Objectivement, les réponses sociales scrutées par les parties prenantes incluent des mesures telles que : la protection sanitaire et sociale des salariés, la politique de congés, de garde d’enfants, de télétravail ou de chômage, ainsi que la mise à disposition de la chaîne de production pour produire du matériel médical.

Les chefs de file

Face à cette crise inédite, certaines entreprises ont fait preuve d’un engagement exceptionnel, en participant à l’effort collectif pour limiter les conséquences économiques du Covid-19.

Pour citer quelques exemples : le groupe LVMH a mobilisé quatre usines françaises dédiées d’ordinaire à la production de parfum pour fabriquer du gel hydroalcoolique et fournir gracieusement les hôpitaux. Décathlon a fourni des équipements pour équiper les malades de respirateurs fabriqués à partir des masques de plongée de la marque. Enfin, la société Livi a lancé un outil de téléconsultation gratuit pour les professionnels de santé.

De l’autre côté du spectre, Amazon a été pointé du doigt. En effet, des employés de nombreux pays se sont plaints des conditions de travail et de l’insuffisance des mesures de sécurité dans les entrepôts.
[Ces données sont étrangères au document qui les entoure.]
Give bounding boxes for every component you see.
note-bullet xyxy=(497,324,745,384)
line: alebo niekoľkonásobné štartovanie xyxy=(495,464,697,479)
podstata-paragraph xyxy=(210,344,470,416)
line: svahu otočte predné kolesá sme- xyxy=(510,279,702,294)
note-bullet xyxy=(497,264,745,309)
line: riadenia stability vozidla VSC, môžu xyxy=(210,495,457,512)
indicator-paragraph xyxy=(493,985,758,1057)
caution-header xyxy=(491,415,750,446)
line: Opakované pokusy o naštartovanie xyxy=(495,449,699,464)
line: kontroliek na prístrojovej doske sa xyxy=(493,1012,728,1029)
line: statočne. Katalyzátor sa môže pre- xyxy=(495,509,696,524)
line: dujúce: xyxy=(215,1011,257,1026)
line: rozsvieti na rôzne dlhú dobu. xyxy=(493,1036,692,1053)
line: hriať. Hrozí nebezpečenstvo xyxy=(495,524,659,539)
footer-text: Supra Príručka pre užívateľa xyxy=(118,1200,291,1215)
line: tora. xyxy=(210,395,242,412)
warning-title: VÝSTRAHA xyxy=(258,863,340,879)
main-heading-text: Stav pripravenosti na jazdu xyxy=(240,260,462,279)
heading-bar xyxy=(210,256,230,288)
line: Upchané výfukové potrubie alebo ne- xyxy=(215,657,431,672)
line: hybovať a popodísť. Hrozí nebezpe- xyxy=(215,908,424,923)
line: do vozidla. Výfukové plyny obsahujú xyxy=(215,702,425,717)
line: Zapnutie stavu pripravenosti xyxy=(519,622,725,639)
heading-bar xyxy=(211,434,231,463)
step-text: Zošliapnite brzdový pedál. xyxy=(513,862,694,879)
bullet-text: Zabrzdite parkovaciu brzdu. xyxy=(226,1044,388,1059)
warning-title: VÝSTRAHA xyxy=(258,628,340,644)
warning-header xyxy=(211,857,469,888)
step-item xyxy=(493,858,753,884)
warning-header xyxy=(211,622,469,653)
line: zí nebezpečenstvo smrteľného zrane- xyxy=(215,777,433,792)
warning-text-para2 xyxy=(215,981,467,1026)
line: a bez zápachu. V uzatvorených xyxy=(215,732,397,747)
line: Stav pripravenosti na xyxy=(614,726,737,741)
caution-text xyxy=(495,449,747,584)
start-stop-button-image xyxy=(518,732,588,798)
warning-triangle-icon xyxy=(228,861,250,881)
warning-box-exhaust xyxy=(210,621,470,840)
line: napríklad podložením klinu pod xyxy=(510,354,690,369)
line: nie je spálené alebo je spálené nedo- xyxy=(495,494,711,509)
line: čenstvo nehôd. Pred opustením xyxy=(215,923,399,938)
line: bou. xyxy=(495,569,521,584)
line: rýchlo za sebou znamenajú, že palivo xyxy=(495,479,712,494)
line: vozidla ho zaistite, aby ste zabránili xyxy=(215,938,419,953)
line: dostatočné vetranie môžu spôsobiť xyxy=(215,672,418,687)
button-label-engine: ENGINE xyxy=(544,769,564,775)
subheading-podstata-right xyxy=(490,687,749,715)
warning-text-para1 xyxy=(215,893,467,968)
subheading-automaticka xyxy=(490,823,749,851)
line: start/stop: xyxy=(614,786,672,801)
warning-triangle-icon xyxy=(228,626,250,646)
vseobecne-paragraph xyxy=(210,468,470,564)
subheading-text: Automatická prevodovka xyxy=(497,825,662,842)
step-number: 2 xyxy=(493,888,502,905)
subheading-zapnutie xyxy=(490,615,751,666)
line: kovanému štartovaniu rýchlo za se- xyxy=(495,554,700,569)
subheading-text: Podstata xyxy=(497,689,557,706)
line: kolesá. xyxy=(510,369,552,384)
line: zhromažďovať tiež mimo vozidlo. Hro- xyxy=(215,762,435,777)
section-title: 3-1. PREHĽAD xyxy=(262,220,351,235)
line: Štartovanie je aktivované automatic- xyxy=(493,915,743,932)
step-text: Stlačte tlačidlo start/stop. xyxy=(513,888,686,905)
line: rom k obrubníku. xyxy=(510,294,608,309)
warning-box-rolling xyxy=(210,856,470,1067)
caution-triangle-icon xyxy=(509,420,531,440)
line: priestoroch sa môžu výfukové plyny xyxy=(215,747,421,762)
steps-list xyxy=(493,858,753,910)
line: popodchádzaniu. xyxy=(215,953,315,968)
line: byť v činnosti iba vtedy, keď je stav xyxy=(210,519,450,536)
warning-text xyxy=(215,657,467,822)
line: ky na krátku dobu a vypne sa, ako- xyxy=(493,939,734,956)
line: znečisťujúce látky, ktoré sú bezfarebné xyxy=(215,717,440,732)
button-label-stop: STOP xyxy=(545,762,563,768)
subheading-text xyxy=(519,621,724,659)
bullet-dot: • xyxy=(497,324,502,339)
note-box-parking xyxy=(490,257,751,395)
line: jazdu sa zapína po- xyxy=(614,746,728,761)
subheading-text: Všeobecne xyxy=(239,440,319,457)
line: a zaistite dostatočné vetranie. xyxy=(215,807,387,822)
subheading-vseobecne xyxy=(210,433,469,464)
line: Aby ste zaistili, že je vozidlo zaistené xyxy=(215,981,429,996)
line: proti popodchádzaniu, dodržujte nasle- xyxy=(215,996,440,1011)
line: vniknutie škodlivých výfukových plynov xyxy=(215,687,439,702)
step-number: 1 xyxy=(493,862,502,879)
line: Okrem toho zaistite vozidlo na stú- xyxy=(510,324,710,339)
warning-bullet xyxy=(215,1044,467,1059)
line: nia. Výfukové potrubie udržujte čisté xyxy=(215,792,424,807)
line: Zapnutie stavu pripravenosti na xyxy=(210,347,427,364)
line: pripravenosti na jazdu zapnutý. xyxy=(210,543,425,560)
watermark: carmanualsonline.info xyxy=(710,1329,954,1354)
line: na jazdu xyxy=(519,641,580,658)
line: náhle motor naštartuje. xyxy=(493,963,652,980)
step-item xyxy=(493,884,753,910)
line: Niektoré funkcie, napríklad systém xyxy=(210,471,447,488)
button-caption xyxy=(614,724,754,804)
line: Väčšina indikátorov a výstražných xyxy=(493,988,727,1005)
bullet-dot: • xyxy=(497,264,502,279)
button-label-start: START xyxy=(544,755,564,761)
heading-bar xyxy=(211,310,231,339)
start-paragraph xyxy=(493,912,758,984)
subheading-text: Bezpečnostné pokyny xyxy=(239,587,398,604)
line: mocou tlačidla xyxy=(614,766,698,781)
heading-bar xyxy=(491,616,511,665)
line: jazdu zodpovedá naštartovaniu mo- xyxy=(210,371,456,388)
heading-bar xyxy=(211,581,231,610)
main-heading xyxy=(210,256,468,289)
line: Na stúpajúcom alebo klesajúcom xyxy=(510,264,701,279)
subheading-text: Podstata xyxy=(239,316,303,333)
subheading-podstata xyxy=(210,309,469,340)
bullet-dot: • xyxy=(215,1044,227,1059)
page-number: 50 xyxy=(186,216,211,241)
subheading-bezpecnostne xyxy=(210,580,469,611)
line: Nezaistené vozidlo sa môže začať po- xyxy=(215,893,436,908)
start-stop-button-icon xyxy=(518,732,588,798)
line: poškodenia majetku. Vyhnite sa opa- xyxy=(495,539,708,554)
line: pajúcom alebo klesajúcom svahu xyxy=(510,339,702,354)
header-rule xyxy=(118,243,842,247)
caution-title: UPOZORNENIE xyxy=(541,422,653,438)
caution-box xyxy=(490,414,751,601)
Le numéro un du commerce en ligne s’est ainsi vu restreindre son activité par la justice aux seuls produits essentiels sous peine d'amende pendant le confinement.

Des engagements moins visibles mais essentiels

Maillon essentiel de l’économie, le crédit interentreprises est aujourd’hui au cœur des discussions. Devant la menace qui pèse sur plusieurs PME souffrant d’un allongement des délais de paiement des factures fournisseurs, Bercy a appelé les grands groupes à faire preuve de solidarité, en payant leurs fournisseurs et ainsi sauvegarder la trésorerie de ces PME. C'est ce qui permettra aux entreprises d’assurer leur continuité et celle de l’économie française. Celles qui adopteront un comportement responsable et citoyen apporteront une dimension concrète à leurs engagements en matière de RSE.

La leçon à retenir pour l’après

La crise du coronavirus a mis en lumière le degré d’engagement des entreprises. Celles qui ont démontré leurs fortes convictions en matière de RSE ont illustré leur utilité sociale et leur statut d’entreprise au service de la société

L’application des critères relevant du S de ESG démontre la pertinence de la prise en compte des risques extra-financiers comme la RSE et plus globalement, l’intégration des dimensions ESG dans la notation et l’évaluation des entreprises.